Ya que en Semana Santa la nieve dejó a Héctor sin poder corretear por los páramos, a mí se me quedó la espinita clavada de ver a Héctor en el campo inglés. Quizá es que veo demasiado Peppa Pig con él, pero un picnic era algo que me apetecía.
Y, para que no todo sea Peppa Pig, Hampstead Heath y Hampstead Village son habituales de la literatura inglesa. Hampstead es una zona muy literaria. Muchos escritores viven por la zona y su enorme parque sale en muchísimos libros. Tenía ganas de conocerlo.

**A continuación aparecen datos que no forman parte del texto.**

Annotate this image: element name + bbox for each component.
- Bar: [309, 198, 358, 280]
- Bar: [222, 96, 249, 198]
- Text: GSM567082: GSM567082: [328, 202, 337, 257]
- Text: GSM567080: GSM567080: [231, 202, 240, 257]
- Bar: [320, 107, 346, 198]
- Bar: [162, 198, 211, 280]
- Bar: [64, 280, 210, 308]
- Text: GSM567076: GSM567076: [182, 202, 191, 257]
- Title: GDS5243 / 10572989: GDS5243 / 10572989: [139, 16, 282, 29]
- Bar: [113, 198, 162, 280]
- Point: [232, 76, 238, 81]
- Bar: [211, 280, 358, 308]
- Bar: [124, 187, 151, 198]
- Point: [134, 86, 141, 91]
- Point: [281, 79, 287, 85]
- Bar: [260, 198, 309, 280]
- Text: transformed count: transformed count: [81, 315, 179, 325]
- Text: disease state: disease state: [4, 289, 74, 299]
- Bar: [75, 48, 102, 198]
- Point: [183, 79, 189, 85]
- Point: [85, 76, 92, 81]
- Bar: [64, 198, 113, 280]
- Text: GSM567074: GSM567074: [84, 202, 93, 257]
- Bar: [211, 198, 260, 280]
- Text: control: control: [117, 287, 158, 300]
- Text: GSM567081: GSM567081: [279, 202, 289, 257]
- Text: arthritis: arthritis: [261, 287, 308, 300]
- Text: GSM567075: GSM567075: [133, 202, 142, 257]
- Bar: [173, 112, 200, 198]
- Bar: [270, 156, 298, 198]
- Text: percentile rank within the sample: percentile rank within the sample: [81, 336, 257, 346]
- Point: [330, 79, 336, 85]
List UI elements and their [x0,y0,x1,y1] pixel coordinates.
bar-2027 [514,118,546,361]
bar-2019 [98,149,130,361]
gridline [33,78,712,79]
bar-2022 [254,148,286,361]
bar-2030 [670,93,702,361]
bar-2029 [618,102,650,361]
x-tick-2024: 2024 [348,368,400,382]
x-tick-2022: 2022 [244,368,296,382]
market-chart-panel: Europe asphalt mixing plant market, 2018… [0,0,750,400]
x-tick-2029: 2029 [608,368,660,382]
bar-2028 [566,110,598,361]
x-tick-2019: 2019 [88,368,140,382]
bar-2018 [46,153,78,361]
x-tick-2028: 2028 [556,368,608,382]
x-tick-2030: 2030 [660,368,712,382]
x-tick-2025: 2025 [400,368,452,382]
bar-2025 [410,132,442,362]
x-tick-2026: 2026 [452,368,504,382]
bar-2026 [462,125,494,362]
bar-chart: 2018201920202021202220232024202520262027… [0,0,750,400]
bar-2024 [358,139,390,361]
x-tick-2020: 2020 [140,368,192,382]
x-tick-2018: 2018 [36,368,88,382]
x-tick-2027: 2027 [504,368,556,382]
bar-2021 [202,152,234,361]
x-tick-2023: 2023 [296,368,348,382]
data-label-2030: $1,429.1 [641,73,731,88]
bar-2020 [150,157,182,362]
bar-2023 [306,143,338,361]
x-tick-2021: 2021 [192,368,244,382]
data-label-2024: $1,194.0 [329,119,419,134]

El lunes amaneció nubladillo pero enseguida despejó y se quedó un día espléndido. Quizá incluso un poco menos de calor no nos hubiera importado.
En el Simply Food (de Marks & Spencer) más cercano nos abastecimos de cositas para el picnic. El día en que habíamos llegado ya me había comprado un tapetito para picnic (aunque sigo mirando con ojos llenos de envidia las gigantescas picnic blankets que tiene la mayoría) así que sólo hubo que comprar cosas comestibles: lo primero que cogí fueron moras: de temporada y con un inconfundible toque de "picninc perfecto".
Con el carro de Héctor bien cargado, nos pusimos en marcha. Al bajar del metro descubrimos que Hampstead es todo lo encantador que suena. Curioseamos en algunas tiendas sin entretenernos mucho y fuimos yendo hacia donde entendíamos que quedaba la entrada al parque.
Desde donde veníamos el acceso al parque era por Spaniards' Road (sí, el camino de los españoles, al parecer originado en esta historia). Héctor comenzó muy entusiasmado recopilando piedras, montones de ellas, hasta que se abrumó por haber tantas y desistió. Mientras Manuel y él se dedicaban a eso, yo me zampaba un heladito típicamente inglés: de cono, de vainilla blanca, con su chocolatinita y sus virutitas de colores. Qué delicia.
En cuanto me acabé el helado, saqué la cámara.
Ya lo he dicho muchas veces. En Inglaterra ves muy claramente que la naturaleza está al acecho. Los trífidos es una historia inglesa porque de verdad es fácil imaginar a las zonas verdes conquistando terreno. En pleno Londres estás metido en un bosque auténtico, sin artificio alguno y con árboles dignos de cualquier cuento de hadas que se precie. El único toque de civilización a veces son los bancos dedicados que tanto me gustan.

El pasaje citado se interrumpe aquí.